Le Socialist Workers Party (SWP) en Grande-Bretagne a publié une lettre ouverte sous le titre : « La gauche doit s'unir pour créer une alternative ».

Il a publié son appel le 9 juin, deux jours après les élections européennes qui étaient couplées avec les élections municipales au Royaume-Uni.

Ces élections ont incontestablement souligné la nécessité de construire une direction politique différente pour la classe ouvrière. Le vote pour le Parti travailliste aux élections européennes s'est effondré, atteignant son plus bas niveau historique et arrivant en troisième position derrière les conservateurs et les nationalistes de droite de l’United Kingdom Independence Party. Pour la première fois, le British National Party (BNP) d'extrême-droite a réussi à faire élire deux candidats au Parlement européen après avoir recueilli plus de 6 pour cent des voix.

La réponse nécessaire est de construire un nouveau parti socialiste et internationaliste, indépendant des bureaucraties du Parti travailliste et des syndicats, s'appuyant sur l'héritage théorique et programmatique du mouvement marxiste.

Le SWP est âprement opposé à cette perspective. Son but est, au contraire, d'utiliser la crise du Parti travailliste pour réitérer sa vieille demande pour un regroupement des diverses tendances de gauche de Grande-Bretagne en un nouveau véhicule électoral dominé par la bureaucratie syndicale et tous les députés travaillistes mécontents qu'ils pourraient attirer. Il espère qu'une insistance exagérée sur la menace posée par le BNP peut servir à faire avancer ce projet – à convaincre des sections de la bureaucratie qu'un vide politique s'est ouvert et qu'il pourrait être comblé par d'autres forces et à demander que ses rivaux « de gauche » fassent tout ce qui est nécessaire pour se rendre acceptables par les bureaucrates qu'il veut séduire.

« Jamais auparavant les fascistes n'ont remporté un tel succès en Grande-Bretagne », affirme le SWP. « L'histoire nous enseigne que le fascisme peut être combattu et arrêté, mais seulement si nous nous unissons pour résister»

Le public que vise le SWP transparaît dans la manière dont la lettre propose de réagir aux résultats des élections européennes. « Une réponse au problème serait de dire que nous devons avaler tout ce que le Parti travailliste a fait et de le soutenir pour maintenir David Cameron [le dirigeant du Parti conservateur], et le BNP à distance»
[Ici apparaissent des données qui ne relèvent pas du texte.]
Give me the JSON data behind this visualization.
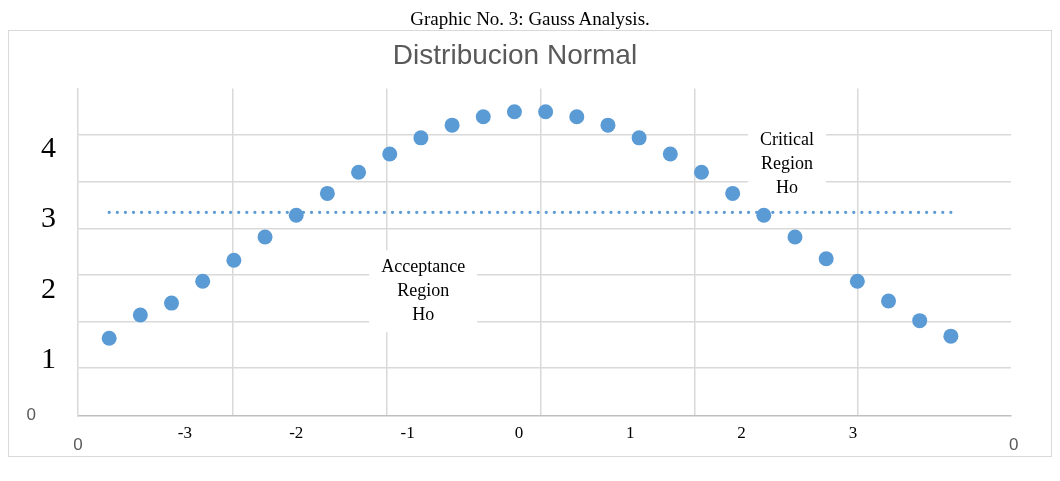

Qui présenterait un tel argument, mis à part des bureaucrates ? L'évolution la plus importante révélée par les élections européennes, c'est l'effondrement général du soutien à la social–démocratie. Que des partis de droite, conservateurs voire même fascistes, bénéficient d'un certain succès ne démontre pas un virage à droite. On a plutôt observé que des millions de travailleurs ont tourné le dos à leurs vieux partis parce qu'ils ne croient plus qu'ils soient différents, d'une manière ou d'une autre, des partis traditionnels du grand patronat, mais ils l'ont fait principalement en refusant de voter pour qui que ce soit.

En moyenne, à travers toute l'Europe, les partis sociaux-démocrates, socialistes et travaillistes, n'ont obtenu que 22 pour cent des voix avec la participation historiquement la plus faible de tout juste 43 pour cent en moyenne.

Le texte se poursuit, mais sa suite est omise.